O acórdão estadual destacou que o descumprimento do embargo ambiental agravou o quadro fático, pois a persistência da lavoura em área interditada obstou a regeneração natural da vegetação nativa e gerou proveito econômico ao infrator. Esse elemento é decisivo para a cumulação de condenações: além da recomposição in natura, reconheceu-se a existência de danos interinos ou residuais, isto é, o prejuízo ecológico suportado pela coletividade durante todo o período em que o ambiente permaneceu degradado, indenização a ser quantificada em liquidação de sentença.

Contra esse entendimento, a defesa sustentou violação ao art. 944 do Código Civil, argumentando que a reparação integral não se confunde com reparação ilimitada ou desproporcional, bem como ao art. 300, § 3º, do CPC/2015, além da ausência de prova da extensão dos danos materiais.

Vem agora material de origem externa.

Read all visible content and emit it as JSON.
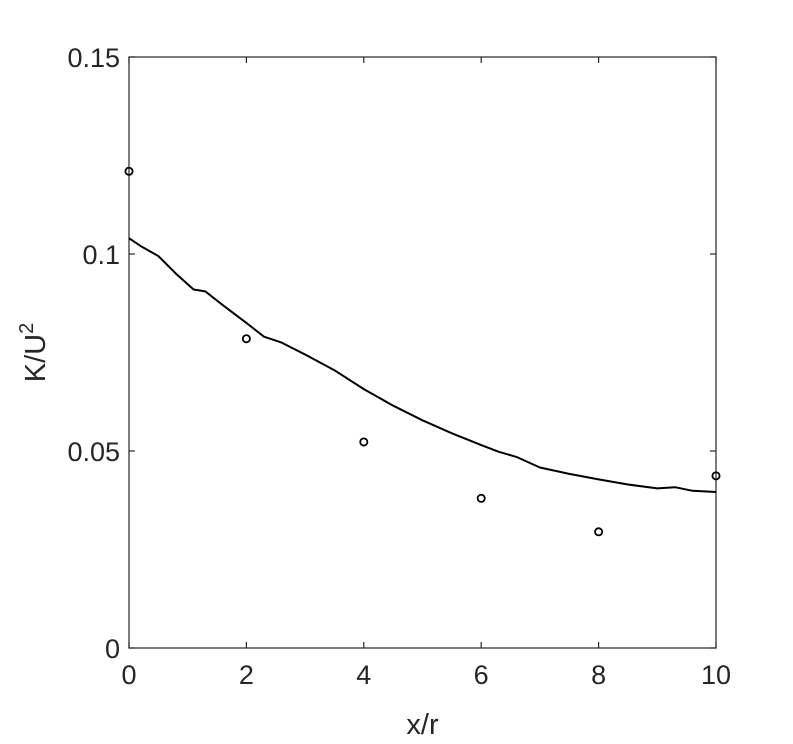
{
  "chart_data": {
    "type": "line",
    "xlabel": "x/r",
    "ylabel": {
      "base": "K/U",
      "superscript": "2"
    },
    "xlim": [
      0,
      10
    ],
    "ylim": [
      0,
      0.15
    ],
    "xticks": [
      0,
      2,
      4,
      6,
      8,
      10
    ],
    "xtick_labels": [
      "0",
      "2",
      "4",
      "6",
      "8",
      "10"
    ],
    "yticks": [
      0,
      0.05,
      0.1,
      0.15
    ],
    "ytick_labels": [
      "0",
      "0.05",
      "0.1",
      "0.15"
    ],
    "grid": false,
    "colors": {
      "axis": "#262626",
      "line": "#000000",
      "marker": "#000000",
      "background": "#ffffff"
    },
    "series": [
      {
        "kind": "line",
        "x": [
          0,
          0.2,
          0.5,
          0.8,
          1.1,
          1.3,
          1.6,
          2.0,
          2.3,
          2.6,
          3.0,
          3.5,
          4.0,
          4.5,
          5.0,
          5.5,
          6.0,
          6.3,
          6.6,
          7.0,
          7.5,
          8.0,
          8.5,
          9.0,
          9.3,
          9.6,
          10.0
        ],
        "y": [
          0.104,
          0.102,
          0.0995,
          0.095,
          0.091,
          0.0905,
          0.087,
          0.0825,
          0.079,
          0.0775,
          0.0745,
          0.0705,
          0.0657,
          0.0615,
          0.0578,
          0.0545,
          0.0515,
          0.0498,
          0.0485,
          0.0458,
          0.0442,
          0.0428,
          0.0415,
          0.0405,
          0.0408,
          0.0399,
          0.0396
        ]
      },
      {
        "kind": "scatter",
        "marker": "circle-open",
        "x": [
          0,
          2,
          4,
          6,
          8,
          10
        ],
        "y": [
          0.121,
          0.0785,
          0.0523,
          0.038,
          0.0295,
          0.0437
        ]
      }
    ]
  }
}
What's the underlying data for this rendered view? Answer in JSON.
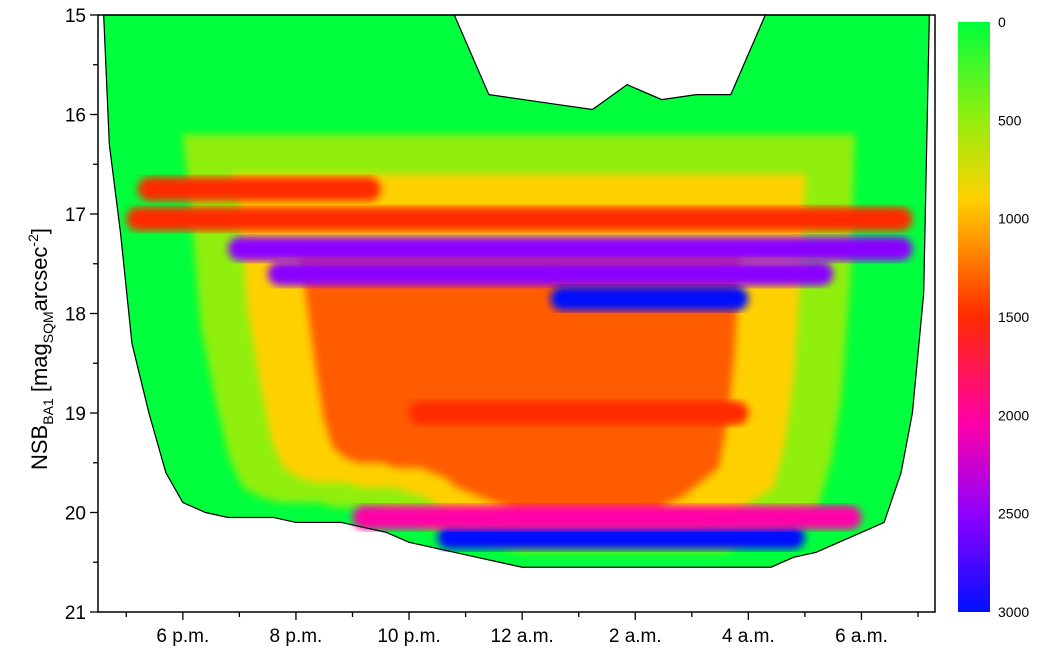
{
  "chart_data": {
    "type": "heatmap",
    "title": "",
    "xlabel": "",
    "ylabel": {
      "base": "NSB",
      "base_sub": "BA1",
      "mid": " [mag",
      "mid_sub": "SQM",
      "end": "arcsec",
      "end_sup": "-2",
      "close": "]"
    },
    "x_tick_labels": [
      "6 p.m.",
      "8 p.m.",
      "10 p.m.",
      "12 a.m.",
      "2 a.m.",
      "4 a.m.",
      "6 a.m."
    ],
    "x_tick_hours": [
      18,
      20,
      22,
      24,
      26,
      28,
      30
    ],
    "x_range_hours": [
      16.5,
      31.3
    ],
    "y_tick_labels": [
      "15",
      "16",
      "17",
      "18",
      "19",
      "20",
      "21"
    ],
    "y_tick_values": [
      15,
      16,
      17,
      18,
      19,
      20,
      21
    ],
    "ylim": [
      15,
      21
    ],
    "y_inverted": true,
    "colorbar": {
      "labels": [
        "0",
        "500",
        "1000",
        "1500",
        "2000",
        "2500",
        "3000"
      ],
      "values": [
        0,
        500,
        1000,
        1500,
        2000,
        2500,
        3000
      ],
      "colors": [
        "#00ff3c",
        "#90ef10",
        "#ffd000",
        "#ff2a00",
        "#ff00a8",
        "#8a00ff",
        "#0010ff"
      ]
    },
    "envelope": {
      "x_hours": [
        16.6,
        16.7,
        16.9,
        17.1,
        17.4,
        17.7,
        18.0,
        18.4,
        18.8,
        19.2,
        19.6,
        20.0,
        20.4,
        20.8,
        21.2,
        21.6,
        22.0,
        22.4,
        22.8,
        23.2,
        23.6,
        24.0,
        24.4,
        24.8,
        25.2,
        25.6,
        26.0,
        26.4,
        26.8,
        27.2,
        27.6,
        28.0,
        28.4,
        28.8,
        29.2,
        29.6,
        30.0,
        30.4,
        30.7,
        30.9,
        31.1,
        31.2
      ],
      "y_bottom": [
        15.0,
        16.3,
        17.2,
        18.3,
        19.0,
        19.6,
        19.9,
        20.0,
        20.05,
        20.05,
        20.05,
        20.1,
        20.1,
        20.1,
        20.15,
        20.2,
        20.3,
        20.35,
        20.4,
        20.45,
        20.5,
        20.55,
        20.55,
        20.55,
        20.55,
        20.55,
        20.55,
        20.55,
        20.55,
        20.55,
        20.55,
        20.55,
        20.55,
        20.45,
        20.4,
        20.3,
        20.2,
        20.1,
        19.6,
        19.0,
        17.8,
        15.0
      ],
      "gap_x_hours": [
        22.8,
        28.3
      ],
      "gap_y_bottom": [
        15.0,
        15.8,
        15.85,
        15.9,
        15.95,
        15.7,
        15.85,
        15.8,
        15.8,
        15.0
      ]
    },
    "bands": [
      {
        "y": 17.05,
        "x": [
          17.0,
          30.9
        ],
        "level": 1700
      },
      {
        "y": 17.35,
        "x": [
          18.8,
          30.9
        ],
        "level": 2700
      },
      {
        "y": 17.6,
        "x": [
          19.5,
          29.5
        ],
        "level": 2700
      },
      {
        "y": 17.85,
        "x": [
          24.5,
          28.0
        ],
        "level": 2800
      },
      {
        "y": 16.75,
        "x": [
          17.2,
          21.5
        ],
        "level": 1400
      },
      {
        "y": 20.25,
        "x": [
          22.5,
          29.0
        ],
        "level": 3000
      },
      {
        "y": 20.05,
        "x": [
          21.0,
          30.0
        ],
        "level": 2000
      },
      {
        "y": 19.0,
        "x": [
          22.0,
          28.0
        ],
        "level": 1300
      }
    ]
  }
}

A Corte de origem, ao inadmitir o recurso especial, afastou a alegada violação aos dispositivos indicados e aplicou a Súmula nº 7 do STJ, uma vez que rediscutir a existência e a dimensão do dano exigiria o revolvimento do acervo fático-probatório, vedado na via especial.

Teses firmadas

O acórdão do TJMT, reproduzido na decisão do STJ, assentou que o princípio da reparação integral do dano ambiental autoriza a cumulação das obrigações de fazer, de não fazer e de indenizar, invocando a Súmula nº 629 do STJ. No mesmo sentido, o REsp 1.198.727/MG, citado na decisão, admite a soma da obrigação de recuperar a área degradada com a indenização por danos materiais, considerados os danos interinos ou residuais e o proveito econômico obtido pelo infrator.

Quanto ao dano moral coletivo ambiental, o acórdão de origem, com respaldo no AREsp 2.376.184/MT e no AgRg no AREsp 737.887/SE, ambos do Superior Tribunal de Justiça, assentou que a lesão a valores imateriais da coletividade se configura in re ipsa, dispensando demonstração de sofrimento concreto — conclusão reforçada, no caso, pelo caráter doloso da conduta de prosseguir com a exploração agrícola após o embargo. No âmbito do AREsp 3225402/MT (Relator Ministro Marco Aurélio Bellizze, decisão de 10/09/2026), a discussão sobre a existência e a extensão dos danos esbarra na Súmula nº 7 do STJ, fundamento já adotado pelo Tribunal de Justiça do Estado de Mato Grosso ao inadmitir o recurso especial.